Guest post by Barry Wyse, Software Engineering Director, previous senior roles at AOL and Critical Path
In my experience, procrastinating on a decision can lead to a lot pain in the future; whilst hedging bets when faced with two choices can lead to confusion, with the organisation often torn in two. It is far better to make a quick firm decision, the outcome of which can be managed, than to speculate and not decide.
I have been involved in software engineering for many years, and have led many software product organisations. I remember on one occasion the exceptional technical teams of my company came up with two different solutions to a problem - one was innovative but complex, the other more standard and simpler. Both had merits and there was significant overlap in the scope of their solutions to the problem.

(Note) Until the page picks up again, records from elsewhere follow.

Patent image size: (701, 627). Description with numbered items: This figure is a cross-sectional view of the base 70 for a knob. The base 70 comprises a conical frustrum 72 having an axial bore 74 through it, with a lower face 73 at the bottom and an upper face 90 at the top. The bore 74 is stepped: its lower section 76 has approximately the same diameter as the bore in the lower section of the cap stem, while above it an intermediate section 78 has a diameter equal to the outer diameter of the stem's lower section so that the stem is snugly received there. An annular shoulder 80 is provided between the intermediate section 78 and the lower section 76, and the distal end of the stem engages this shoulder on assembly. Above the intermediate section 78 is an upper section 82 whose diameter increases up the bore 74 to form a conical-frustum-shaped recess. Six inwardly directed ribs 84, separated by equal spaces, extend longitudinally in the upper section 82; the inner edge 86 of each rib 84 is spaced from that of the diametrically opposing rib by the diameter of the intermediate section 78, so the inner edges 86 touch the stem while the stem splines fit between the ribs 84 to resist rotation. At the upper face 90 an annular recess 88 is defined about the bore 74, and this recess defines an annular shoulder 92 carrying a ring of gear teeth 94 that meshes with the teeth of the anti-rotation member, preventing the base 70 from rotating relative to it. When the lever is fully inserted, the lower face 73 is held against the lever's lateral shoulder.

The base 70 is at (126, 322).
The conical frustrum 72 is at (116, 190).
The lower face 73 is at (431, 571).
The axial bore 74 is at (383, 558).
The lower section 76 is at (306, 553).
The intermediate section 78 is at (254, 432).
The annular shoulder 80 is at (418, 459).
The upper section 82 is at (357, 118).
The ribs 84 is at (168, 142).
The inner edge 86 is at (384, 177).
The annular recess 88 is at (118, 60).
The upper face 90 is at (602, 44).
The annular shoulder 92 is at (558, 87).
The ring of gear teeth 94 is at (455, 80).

Due to the fact that one option could potentially offer a better solution to the higher end market, and the other a better solution to the lower end market, it was decided to go to market with both solutions. However, the significant overlap between both solutions in the middle ground soon led to confusion across sales, marketing, professional services and our customers. Soon we were experiencing customer issues, and on occasion we had the embarrassment of having to replace one product with the other on customer sites.
This conflict led to strife across the organisation, until eventually, with emotions running high, and customers unhappy, it was agreed to stop one of the products - the complex more innovative one as it turns out. This refocussed the organisation on the one solution and confusion was addressed.
The mistake made was that when faced with the decision to choose one product over the other at the initial stages, rather than be definitive we chose to speculate. Rather than make a decision and manage the impact of that decision, we chose to hedge our bets. We learnt the lesson that when you are in the business of providing software to solve customer problems, speculation iundefineds often the wrong choice.